Initially, a firing squad executed prisoners near the camp at places where gravel had been extracted—the so-called “gravel pits.” From the fall of 1941 to the fall of 1943, the majority of executions were carried out in the walled-off yard of block 11 in the main camp, in front of a specially built “Death Wall.”
The condemned prisoners had to strip naked in block 11, on the ground floor. Any women among them disrobed in separate rooms. The women were then led into the courtyard and shot first. The condemned prisoners were led to the wall in pairs. The SS executioner walked up from behind and shot them in the back of the head with a small-caliber rifle. Designated prisoners threw the corpses onto trucks or carts that delivered them to the crematoria. Auschwitz SS men also carried out numerous executions in which they shot Soviet POWs in the gravel pits, the courtyard of block 11, and inside the crematoria. Many of the people killed in this way were never entered in the camp records. On October 7, 1944, the SS shot 200 Jews in reprisal for the mutiny by Sonderkommando prisoners.

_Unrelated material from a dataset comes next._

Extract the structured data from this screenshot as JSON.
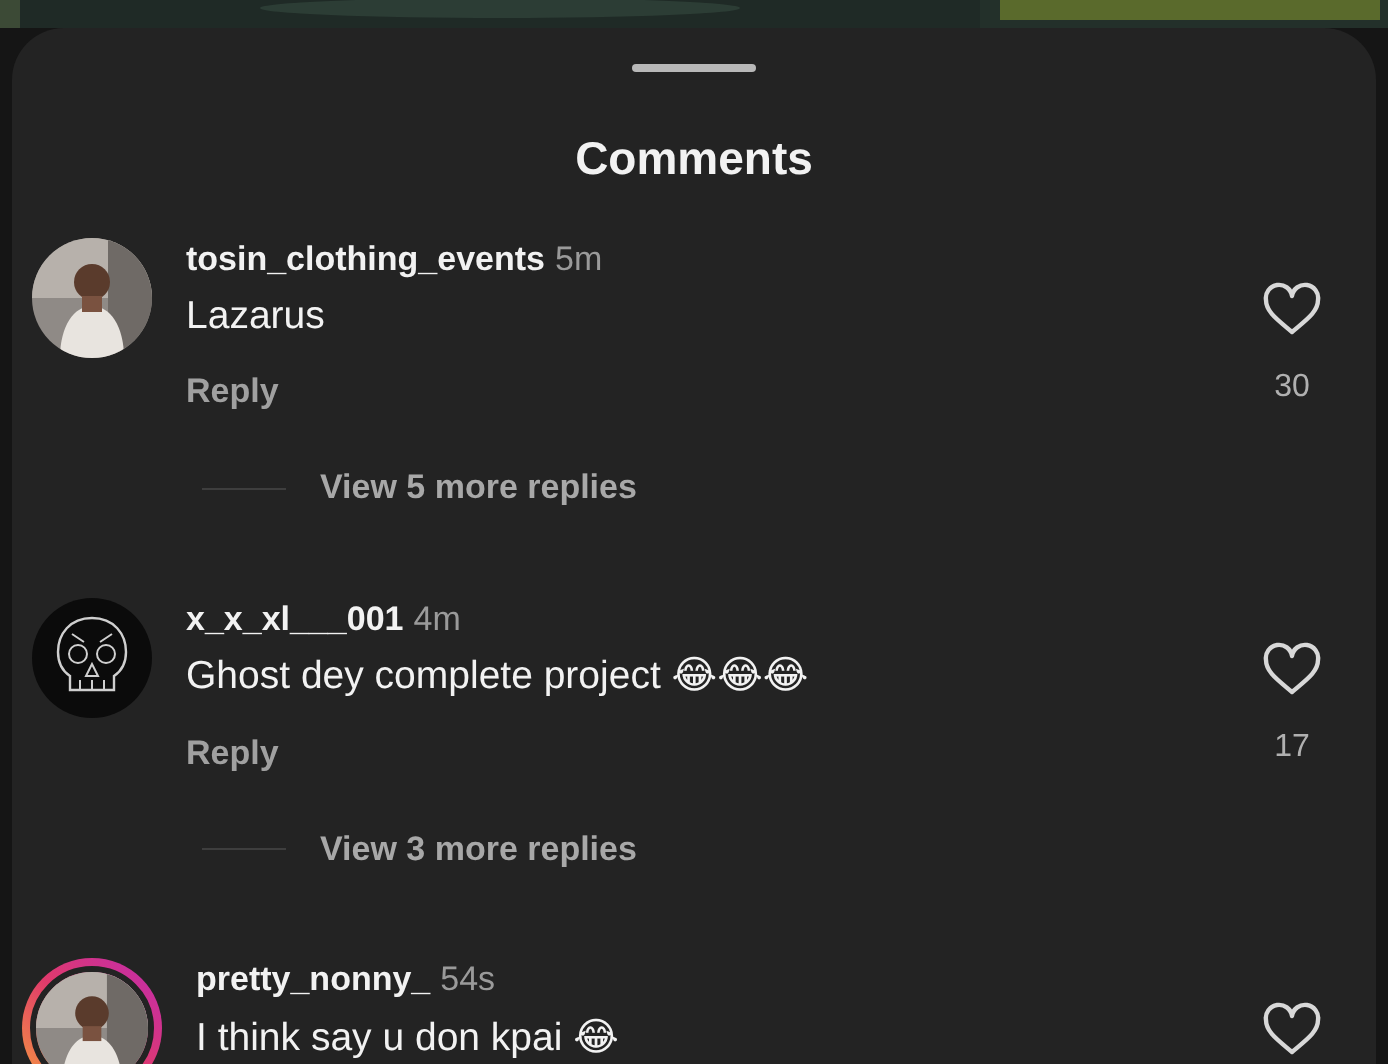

We have only partial data as to the number of victims of shooting. It is estimated that almost 1 thousand prisoners previously jailed in the cells in block 11 were killed in this way, as well as 4,500 so-called “police prisoners” sentenced to death by the Summary Court. Significant but unknown numbers of prisoners were shot after being taken straight from the camp for execution, as were Soviet POWs and Poles brought in from outside to be killed.
Executions were also carried out in the gas chambers in Auschwitz. In the latter half of 1941 and at the beginning of the following year, about 2 thousand Soviet POWs were killed in this way, as were 320 prisoners from the penal company in the aftermath of their planned mass escape in June 1942. Poles sentenced to death by the Summary Court were killed in the gas chambers in 1944, after the liquidation of the Death Wall. Several hundred people probably died in this way.